Но со временем понятие «герменевтика» стало все чаще применяться по отношению к различным видам литературно–критического «инструментария»: источниковедения, формальной, традиционной, редакционной, а с недавних пор и всевозможных форм нарративной критики. Хотя подобные подходы принесли некоторые плоды, но были и потери: основной целью этих методик была реконструкция истории и религиозного устройства отдельных общин, стоящих за определенными текстами, а не постижение основной идеи текста.
Оба этих подхода были в значительной мере оттеснены третьей волной, так называемой «новой герменевтикой». Для нее опорной точкой в дискуссии стала немаловажная догадка о том, что люди привносят в решение задачи интерпретации свои собственные пристрастия и ограниченность. На каком–то уровне это наблюдение весьма полезно. Каждый из нас непременно несет в себе собственную «систему координат»; такого явления, как абсолютная непредубежденность, просто не существует. Новая герменевтика напоминает о том, что священный авторитет Писания не следует переносить на толкователя; что мы постоянно приспосабливаем новую информацию к уже имеющейся в нашем сознании «системе координат»; что некоторые представления, которые считаются несомненными, нуждаются в изменении или уточнении, а то и вовсе должны быть отброшены; что нам еще многому надо учиться, ибо мы отделены от авторов Писания временными, географическими, языковыми и культурными барьерами.

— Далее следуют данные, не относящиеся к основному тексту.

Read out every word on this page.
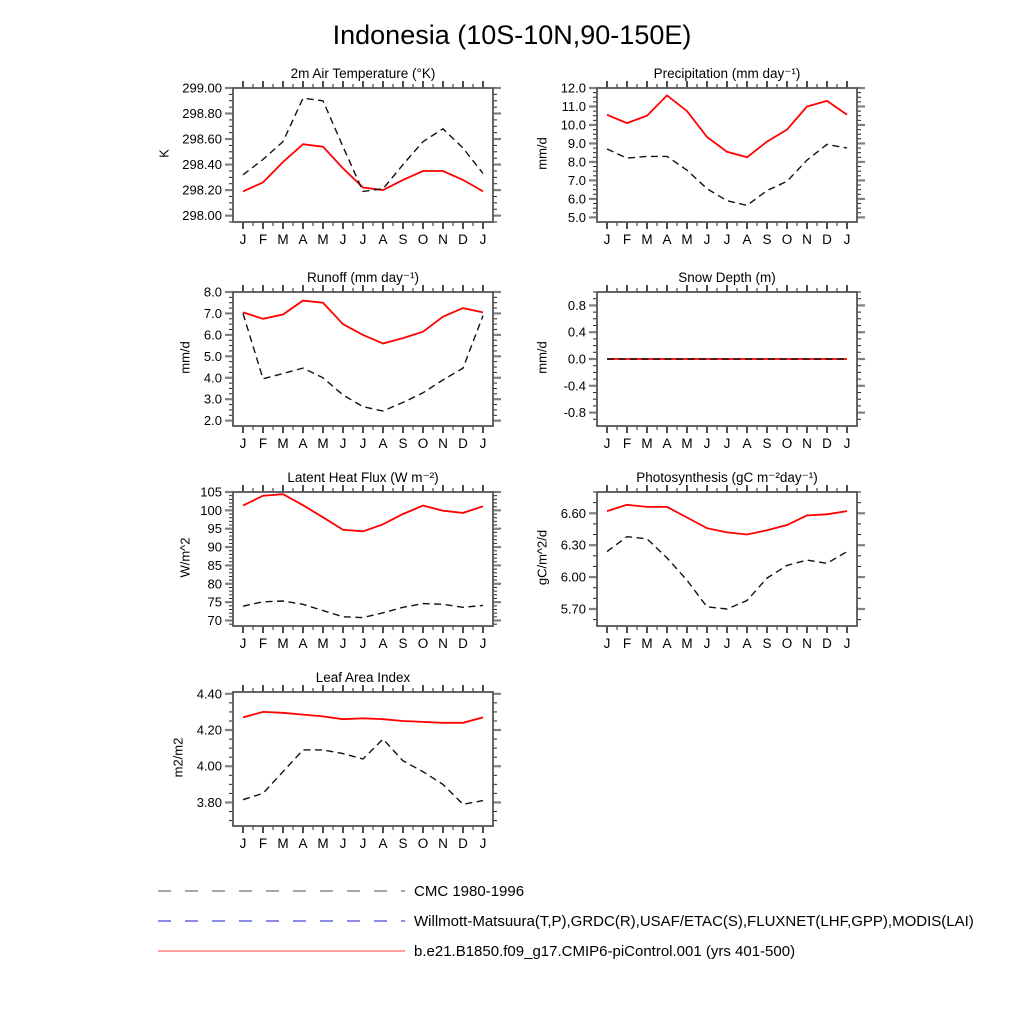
Indonesia (10S-10N,90-150E)
298.00
298.20
298.40
298.60
298.80
299.00
J F M A M J J A S O N D J
5.0
6.0
7.0
8.0
9.0
10.0
11.0
12.0
J F M A M J J A S O N D J
2.0
3.0
4.0
5.0
6.0
7.0
8.0
J F M A M J J A S O N D J
-0.8
-0.4
0.0
0.4
0.8
J F M A M J J A S O N D J
70
75
80
85
90
95
100
105
J F M A M J J A S O N D J
5.70
6.00
6.30
6.60
J F M A M J J A S O N D J
3.80
4.00
4.20
4.40
J F M A M J J A S O N D J
2m Air Temperature (°K)
K
Precipitation (mm day⁻¹)
mm/d
Runoff (mm day⁻¹)
mm/d
Snow Depth (m)
mm/d
Latent Heat Flux (W m⁻²)
W/m^2
Photosynthesis (gC m⁻²day⁻¹)
gC/m^2/d
Leaf Area Index
m2/m2
CMC 1980-1996
Willmott-Matsuura(T,P),GRDC(R),USAF/ETAC(S),FLUXNET(LHF,GPP),MODIS(LAI)
b.e21.B1850.f09_g17.CMIP6-piControl.001 (yrs 401-500)
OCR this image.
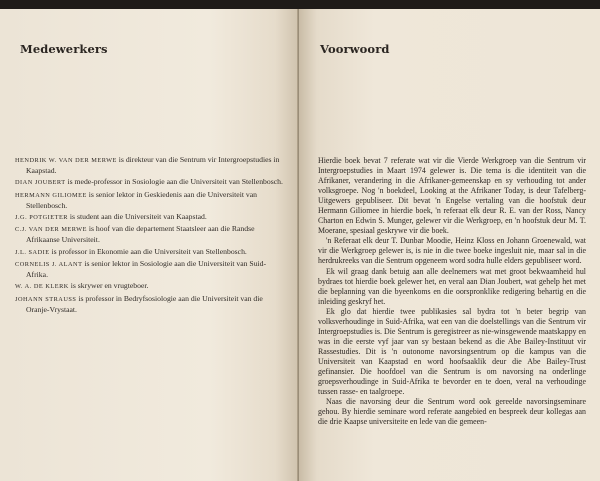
Medewerkers
HENDRIK W. VAN DER MERWE is direkteur van die Sentrum vir Intergroepstudies in Kaapstad.
DIAN JOUBERT is mede-professor in Sosiologie aan die Universiteit van Stellenbosch.
HERMANN GILIOMEE is senior lektor in Geskiedenis aan die Universiteit van Stellenbosch.
J.G. POTGIETER is student aan die Universiteit van Kaapstad.
C.J. VAN DER MERWE is hoof van die departement Staatsleer aan die Randse Afrikaanse Universiteit.
J.L. SADIE is professor in Ekonomie aan die Universiteit van Stellenbosch.
CORNELIS J. ALANT is senior lektor in Sosiologie aan die Universiteit van Suid-Afrika.
W. A. DE KLERK is skrywer en vrugteboer.
JOHANN STRAUSS is professor in Bedryfsosiologie aan die Universiteit van die Oranje-Vrystaat.
Voorwoord

Hierdie boek bevat 7 referate wat vir die Vierde Werkgroep van die Sentrum vir Intergroepstudies in Maart 1974 gelewer is. Die tema is die identiteit van die Afrikaner, verandering in die Afrikaner-gemeenskap en sy verhouding tot ander volksgroepe. Nog 'n boekdeel, Looking at the Afrikaner Today, is deur Tafelberg-Uitgewers gepubliseer. Dit bevat 'n Engelse vertaling van die hoofstuk deur Hermann Giliomee in hierdie boek, 'n referaat elk deur R. E. van der Ross, Nancy Charton en Edwin S. Munger, gelewer vir die Werkgroep, en 'n hoofstuk deur M. T. Moerane, spesiaal geskrywe vir die boek.

'n Referaat elk deur T. Dunbar Moodie, Heinz Kloss en Johann Groenewald, wat vir die Werkgroep gelewer is, is nie in die twee boeke ingesluit nie, maar sal in die herdrukreeks van die Sentrum opgeneem word sodra hulle elders gepubliseer word.

Ek wil graag dank betuig aan alle deelnemers wat met groot bekwaamheid hul bydraes tot hierdie boek gelewer het, en veral aan Dian Joubert, wat gehelp het met die beplanning van die byeenkoms en die oorspronklike redigering behartig en die inleiding geskryf het.

Ek glo dat hierdie twee publikasies sal bydra tot 'n beter begrip van volksverhoudinge in Suid-Afrika, wat een van die doelstellings van die Sentrum vir Intergroepstudies is. Die Sentrum is geregistreer as nie-winsgewende maatskappy en was in die eerste vyf jaar van sy bestaan bekend as die Abe Bailey-Instituut vir Rassestudies. Dit is 'n outonome navorsingsentrum op die kampus van die Universiteit van Kaapstad en word hoofsaaklik deur die Abe Bailey-Trust gefinansier. Die hoofdoel van die Sentrum is om navorsing na onderlinge groepsverhoudinge in Suid-Afrika te bevorder en te doen, veral na verhoudinge tussen rasse- en taalgroepe.

Naas die navorsing deur die Sentrum word ook gereelde navorsingseminare gehou. By hierdie seminare word referate aangebied en bespreek deur kollegas aan die drie Kaapse universiteite en lede van die gemeen-
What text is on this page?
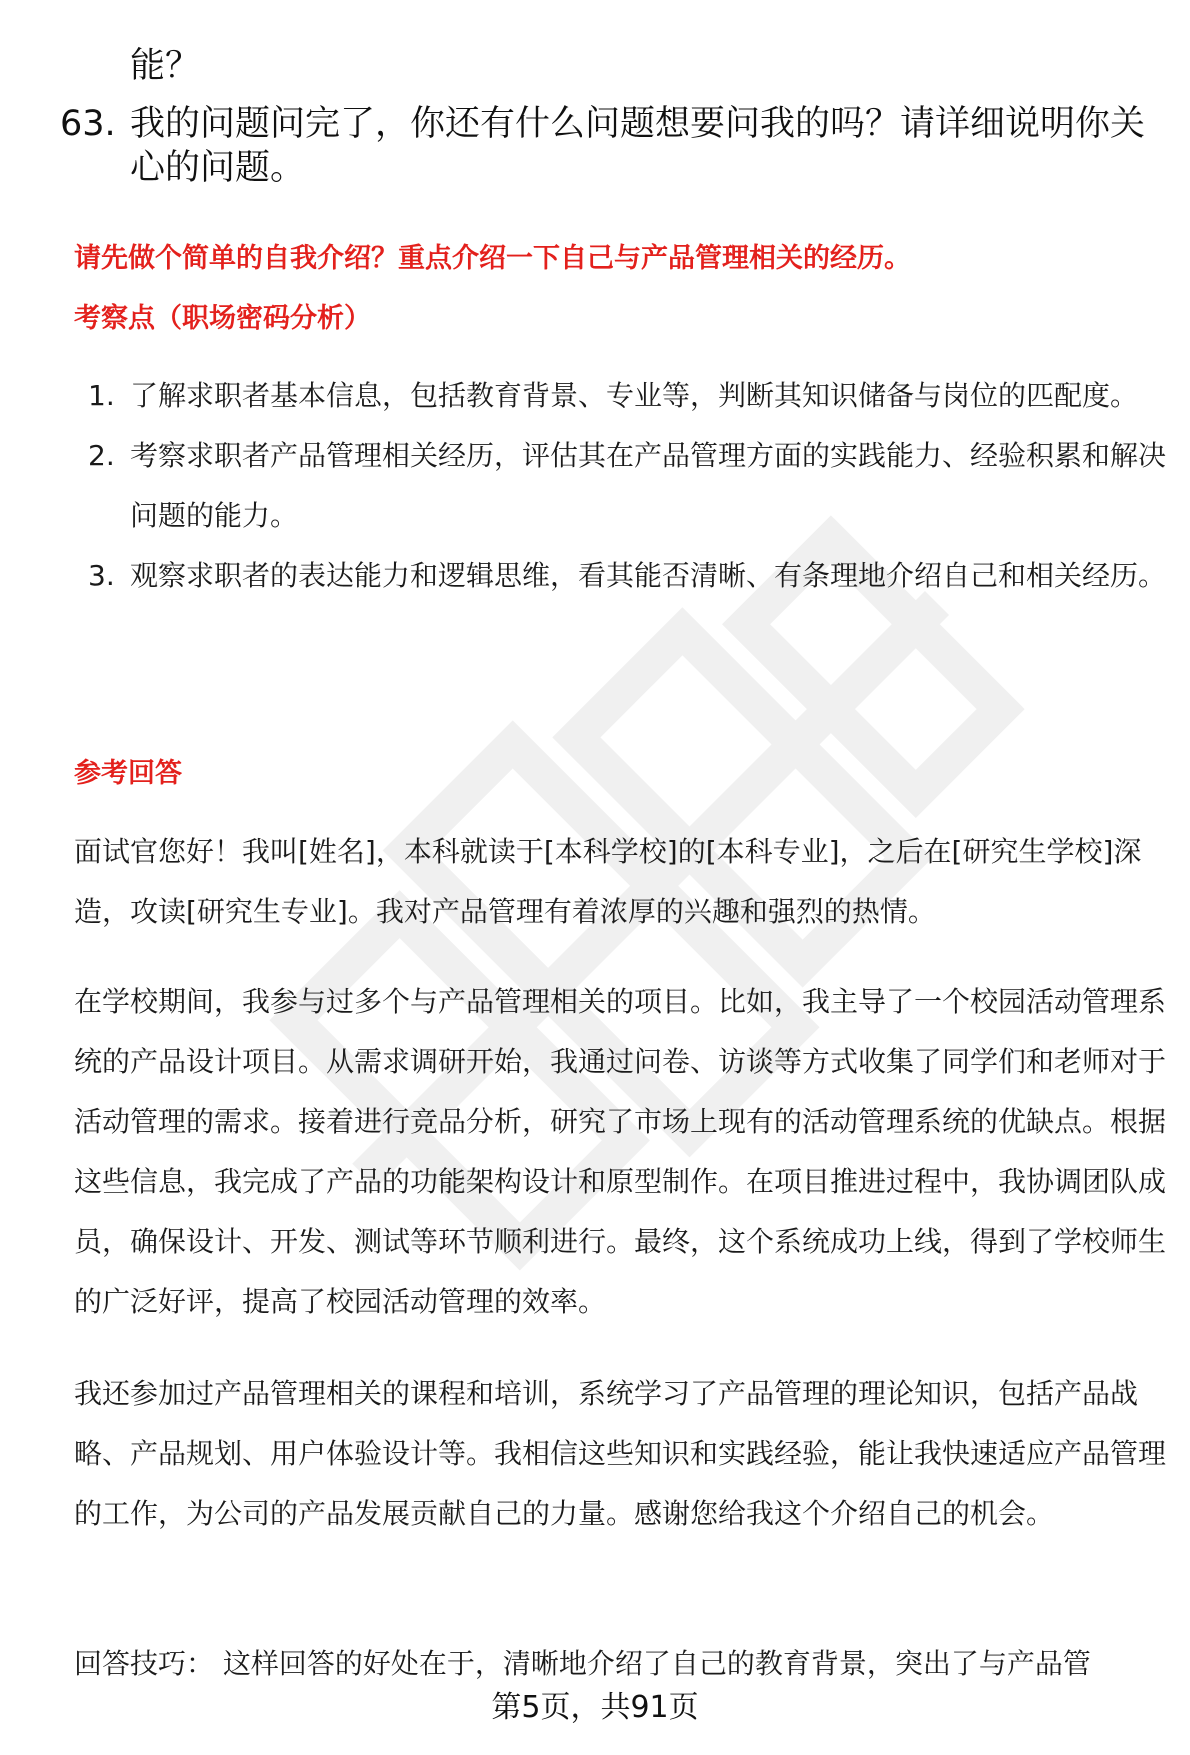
能？
63. 我的问题问完了，你还有什么问题想要问我的吗？请详细说明你关心的问题。
请先做个简单的自我介绍？重点介绍一下自己与产品管理相关的经历。
考察点（职场密码分析）
1. 了解求职者基本信息，包括教育背景、专业等，判断其知识储备与岗位的匹配度。
2. 考察求职者产品管理相关经历，评估其在产品管理方面的实践能力、经验积累和解决问题的能力。
3. 观察求职者的表达能力和逻辑思维，看其能否清晰、有条理地介绍自己和相关经历。
参考回答

面试官您好！我叫[姓名]，本科就读于[本科学校]的[本科专业]，之后在[研究生学校]深造，攻读[研究生专业]。我对产品管理有着浓厚的兴趣和强烈的热情。

在学校期间，我参与过多个与产品管理相关的项目。比如，我主导了一个校园活动管理系统的产品设计项目。从需求调研开始，我通过问卷、访谈等方式收集了同学们和老师对于活动管理的需求。接着进行竞品分析，研究了市场上现有的活动管理系统的优缺点。根据这些信息，我完成了产品的功能架构设计和原型制作。在项目推进过程中，我协调团队成员，确保设计、开发、测试等环节顺利进行。最终，这个系统成功上线，得到了学校师生的广泛好评，提高了校园活动管理的效率。

我还参加过产品管理相关的课程和培训，系统学习了产品管理的理论知识，包括产品战略、产品规划、用户体验设计等。我相信这些知识和实践经验，能让我快速适应产品管理的工作，为公司的产品发展贡献自己的力量。感谢您给我这个介绍自己的机会。

回答技巧： 这样回答的好处在于，清晰地介绍了自己的教育背景，突出了与产品管

第5页，共91页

Но в то же время многие сторонники новой герменевтики заходят слишком далеко. Они утверждают, что, поскольку толкование каждого человека в какой–то мере отличается от любых других толкований, мы не вправе говорить о смысле текста как о чем–то объективно существующем. Смысл, по их мнению, пребывает не в тексте, а в читателях, толкователях текста. Если различные толкования допустимы, то говорить о правильном, или истинном, толковании невозможно; личные предпочтения, полагают они, лишают подобные выражения смысла. Если никакое отдельно взятое толкование не истинно, то либо все толкования одинаково бессмысленны (что ведет к герменевтическому нигилизму, известному под названием «деконструктивизм»), либо все одинаково верны, т. е. хороши или плохи в той мере, в какой они устраивают конкретного человека, группу людей или культуру или отвечают неким произвольным критериям. Рассуждая в таком духе, сторонники новой герменевтики поощряют разнообразные «прочтения» Писания: прочтение чернокожих обитателей Южной Сахары, прочтение либеральных теологов, феминистское прочтение, прочтение протестантов англосаксонского происхождения, прочтение гомосексуалистов и т. д. Проявляя исключительное почтение к плюрализму, присущее всей современной культуре Запада, новая герменевтика не признает несостоятельным никакое толкование, за исключением того, которое утверждает свою истинность и несостоятельность всех остальных.
Проблемы, связанные с новой герменевтикой, настолько сложны, что обсудить их здесь достаточно подробно не представляется возможным. Нужно отметить, что такой подход к толкованию во многом определяет не только современную библейскую экзегезу, но и такие области, как история, литература, политика и многое другое. Несмотря на многие достижения новой герменевтики, ее необходимо подвергнуть сомнению. Интуиция подсказывает, что в теории, которая провозглашает относительность всякого знания, почерпнутого из чтения, но в то же время производит бесчисленное количество книг, утверждающих правильность этой позиции, есть что–то неубедительное. Настаивать на том, что смысл привносится читателем и не зависит от текста, а затем создавать тексты, доказывающие эту точку зрения, — это просто недопустимое противоречие. И что еще хуже, радикальные представители этой теории заявляют, что авторский замысел не находит в тексте адекватного выражения. Они воздвигают между автором и читателем непреодолимый барьер и называют его «текстом». Ирония состит в том, что эти идеи высказывают авторы, надеющиеся, что читатели их поймут, авторы, которые выражают свои замыслы на бумаге и рассчитывают, что читателей убедят их рассуждения. Искренне хотелось бы пожелать, чтобы подобные авторы признали за Моисеем, Исайей и Павлом право на такое же уважение.
Трудно понять, почему люди, которые в силу своей ограниченности не могут достичь исчерпывающего понимания текста (или, если угодно, чего бы то ни было), не способны приобрести никаких достоверных знаний. Кроме того, сам факт несходства между людьми становится понятней в свете нашего общего происхождения; каждый из нас создан по образу и подобию Бога, Который владеет совершенным и исчерпывающим знанием. Воображать, что мы можем достичь знания, во всех отношениях равного знанию Бога, было бы идолопоклонством, но нет никаких причин считать, что мы вообще не способны получить объективное знание.